Trzy roboty wystąpią w adaptacji opowiadania Stanisława Lema "O królewiczu Ferrycym i księżniczce Krystali". Narratorem będzie Piotr Fronczewski. Głosu robotom użyczą zaś: Marian Opania, Magdalena Różczka, Tomasz Kozłowicz, Wiktor Zborowski i Artur Dziurman - zapowiada Katarzyna Nowicka z Centrum Nauki Kopernik.
Występujący w "Koperniku" aktorzy to tzw. RoboThespiany, czyli zaawansowane technologicznie "człekokształtne" roboty poruszające się przy pomocy sprężonego powietrza po specjalnie skonstruowanej scenie. Potrafią chodzić, przesuwać się, obracać, kucać, kiwać głową, gestykulować, a także - dzięki "oczom" z LCD - wyrażać uczucia. "To najlepsi aktorzy wśród robotów" - zapewnia Nowicka. "Zagrają trzy roboty. Jednak, ponieważ postaci występujących w sztuce jest więcej, to będą odtwarzały różne role" - dodaje.
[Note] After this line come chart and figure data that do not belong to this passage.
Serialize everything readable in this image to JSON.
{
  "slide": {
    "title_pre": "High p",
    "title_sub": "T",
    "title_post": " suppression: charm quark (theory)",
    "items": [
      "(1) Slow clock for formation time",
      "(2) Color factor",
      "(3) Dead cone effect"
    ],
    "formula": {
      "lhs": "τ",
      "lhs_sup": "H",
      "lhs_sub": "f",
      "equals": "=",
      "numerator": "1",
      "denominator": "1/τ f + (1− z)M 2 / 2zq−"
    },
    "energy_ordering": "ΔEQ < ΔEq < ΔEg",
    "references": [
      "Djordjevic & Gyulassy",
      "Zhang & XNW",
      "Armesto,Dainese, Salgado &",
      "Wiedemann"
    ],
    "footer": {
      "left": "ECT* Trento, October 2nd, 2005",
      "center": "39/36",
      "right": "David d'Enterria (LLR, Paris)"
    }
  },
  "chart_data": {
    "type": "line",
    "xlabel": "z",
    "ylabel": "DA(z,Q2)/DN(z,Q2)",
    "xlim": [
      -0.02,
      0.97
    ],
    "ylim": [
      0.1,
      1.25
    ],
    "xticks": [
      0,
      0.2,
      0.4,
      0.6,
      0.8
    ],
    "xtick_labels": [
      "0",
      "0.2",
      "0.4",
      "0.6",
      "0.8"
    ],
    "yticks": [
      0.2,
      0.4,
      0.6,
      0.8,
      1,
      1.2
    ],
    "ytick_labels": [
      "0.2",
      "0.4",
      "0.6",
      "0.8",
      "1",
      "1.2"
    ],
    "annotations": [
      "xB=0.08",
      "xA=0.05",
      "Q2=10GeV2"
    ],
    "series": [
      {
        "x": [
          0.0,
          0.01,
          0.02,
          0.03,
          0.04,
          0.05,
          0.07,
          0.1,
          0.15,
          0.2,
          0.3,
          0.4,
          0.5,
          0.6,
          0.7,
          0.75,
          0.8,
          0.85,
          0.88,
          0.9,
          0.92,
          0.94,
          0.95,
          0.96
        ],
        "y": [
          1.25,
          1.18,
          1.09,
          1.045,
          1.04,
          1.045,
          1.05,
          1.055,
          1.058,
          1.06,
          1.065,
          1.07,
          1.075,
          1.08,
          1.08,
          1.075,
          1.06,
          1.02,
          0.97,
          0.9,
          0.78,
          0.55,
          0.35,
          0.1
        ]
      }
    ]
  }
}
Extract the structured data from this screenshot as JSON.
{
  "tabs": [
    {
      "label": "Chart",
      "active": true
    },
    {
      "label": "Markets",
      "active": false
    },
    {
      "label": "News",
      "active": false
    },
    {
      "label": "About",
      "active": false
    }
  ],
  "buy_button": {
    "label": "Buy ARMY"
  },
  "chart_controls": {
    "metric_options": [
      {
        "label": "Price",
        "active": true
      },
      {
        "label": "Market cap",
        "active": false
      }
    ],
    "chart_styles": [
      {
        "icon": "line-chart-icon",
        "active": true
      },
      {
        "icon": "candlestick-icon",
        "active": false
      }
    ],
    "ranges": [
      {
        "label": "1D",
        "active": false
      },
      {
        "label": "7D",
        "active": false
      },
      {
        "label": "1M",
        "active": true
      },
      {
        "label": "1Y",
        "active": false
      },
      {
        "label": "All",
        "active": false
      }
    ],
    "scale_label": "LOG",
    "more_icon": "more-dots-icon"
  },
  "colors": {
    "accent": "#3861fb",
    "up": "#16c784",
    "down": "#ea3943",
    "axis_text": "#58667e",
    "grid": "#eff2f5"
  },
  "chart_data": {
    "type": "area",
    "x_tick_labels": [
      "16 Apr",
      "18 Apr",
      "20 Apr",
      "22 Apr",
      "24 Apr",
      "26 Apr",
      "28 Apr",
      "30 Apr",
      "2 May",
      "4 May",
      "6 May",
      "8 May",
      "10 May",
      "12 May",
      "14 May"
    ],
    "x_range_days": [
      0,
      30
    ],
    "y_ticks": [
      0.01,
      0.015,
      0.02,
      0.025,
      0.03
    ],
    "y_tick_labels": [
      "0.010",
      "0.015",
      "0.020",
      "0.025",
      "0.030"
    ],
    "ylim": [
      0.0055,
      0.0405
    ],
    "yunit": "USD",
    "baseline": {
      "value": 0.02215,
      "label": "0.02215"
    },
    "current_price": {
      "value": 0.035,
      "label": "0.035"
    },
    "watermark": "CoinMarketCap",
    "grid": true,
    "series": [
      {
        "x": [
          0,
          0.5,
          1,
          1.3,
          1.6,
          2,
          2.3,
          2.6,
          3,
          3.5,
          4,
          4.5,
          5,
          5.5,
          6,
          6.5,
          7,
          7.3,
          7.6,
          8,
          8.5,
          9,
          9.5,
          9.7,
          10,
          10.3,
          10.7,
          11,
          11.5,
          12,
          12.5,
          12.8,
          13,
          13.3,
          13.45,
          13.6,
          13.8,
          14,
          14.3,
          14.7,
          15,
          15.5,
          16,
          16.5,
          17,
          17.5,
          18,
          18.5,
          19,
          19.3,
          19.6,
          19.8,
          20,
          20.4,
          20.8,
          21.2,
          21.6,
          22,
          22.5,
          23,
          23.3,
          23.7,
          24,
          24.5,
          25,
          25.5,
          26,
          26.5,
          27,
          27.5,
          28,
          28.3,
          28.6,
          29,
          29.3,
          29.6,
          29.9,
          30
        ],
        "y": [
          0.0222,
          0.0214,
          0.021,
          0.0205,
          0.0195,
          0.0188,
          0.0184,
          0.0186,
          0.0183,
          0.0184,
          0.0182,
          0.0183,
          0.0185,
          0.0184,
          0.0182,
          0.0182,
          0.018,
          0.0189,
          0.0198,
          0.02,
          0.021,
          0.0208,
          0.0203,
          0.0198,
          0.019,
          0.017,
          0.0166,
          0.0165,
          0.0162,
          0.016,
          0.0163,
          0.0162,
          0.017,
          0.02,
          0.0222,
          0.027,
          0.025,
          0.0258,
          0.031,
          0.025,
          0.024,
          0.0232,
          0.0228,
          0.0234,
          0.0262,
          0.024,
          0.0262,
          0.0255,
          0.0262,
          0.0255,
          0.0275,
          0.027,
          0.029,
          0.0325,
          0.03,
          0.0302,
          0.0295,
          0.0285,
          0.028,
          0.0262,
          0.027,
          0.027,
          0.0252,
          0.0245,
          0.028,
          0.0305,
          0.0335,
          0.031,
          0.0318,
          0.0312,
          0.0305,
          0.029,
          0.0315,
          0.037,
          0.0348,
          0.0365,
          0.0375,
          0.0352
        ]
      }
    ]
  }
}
Jednak - jak przekonuje - widzowie łatwo zorientują się, kto jest kim. "Nasze roboty nie muszą się przebierać jak prawdziwi aktorzy, ale wystarczy np. inaczej je oświetlić" - tłumaczy. "Drugi spektakl, nad którym wciąż pracujemy, to sztuka na podstawie powieści Edwina A. Abbotta" - ujawnia Nowicka.
Jak informują twórcy teatru, "RoboThespiany" znajdują się już w kilku centrach nauki w Hiszpanii, Holandii i Stanach Zjednoczonych, ale jedynie jako roboty "wolnostojące". Jeden z nich wita również gości warszawskiego "Kopernika". Dotychczasowe teatry mechaniczne - np. w brytyjskim Eden Project - wykorzystywały bardziej prymitywne roboty, albo nie wykorzystywały robotów człekokształtnych.
Adaptacje sztuk przygotował scenarzysta Paweł Kolanowski, a same roboty powstały w brytyjskim zespole "Engineered Arts". Dialogi nagrano w warszawskim studiu Sonica. Atrakcją "Teatru Robotycznego" - oprócz występujących robotów - będą również wyświetlane filmy animowane, ściśle powiązane z treścią przedstawienia.
Jedno przedstawienie trwa około 20 minut. Sztuki będą wystawiane w warszawskim "Koperniku" co pół godziny. "Bilet wstępu do Centrum będzie również biletem wstępu do teatru. Jednorazowo przedstawienie obejrzy 50 osób, dlatego do teatru będzie trzeba przyjść na konkretną godzinę" - mówi Nowicka. Jak wyjaśnia, teatr przeznaczony jest dla dzieci od 7. roku życia, czyli takich, które będą potrafiły w spokoju obejrzeć sztukę. Jednak - jak zapewnia przedstawicielka "Kopernika" - z pewnością będzie atrakcją dla wszystkich, również dla dorosłych.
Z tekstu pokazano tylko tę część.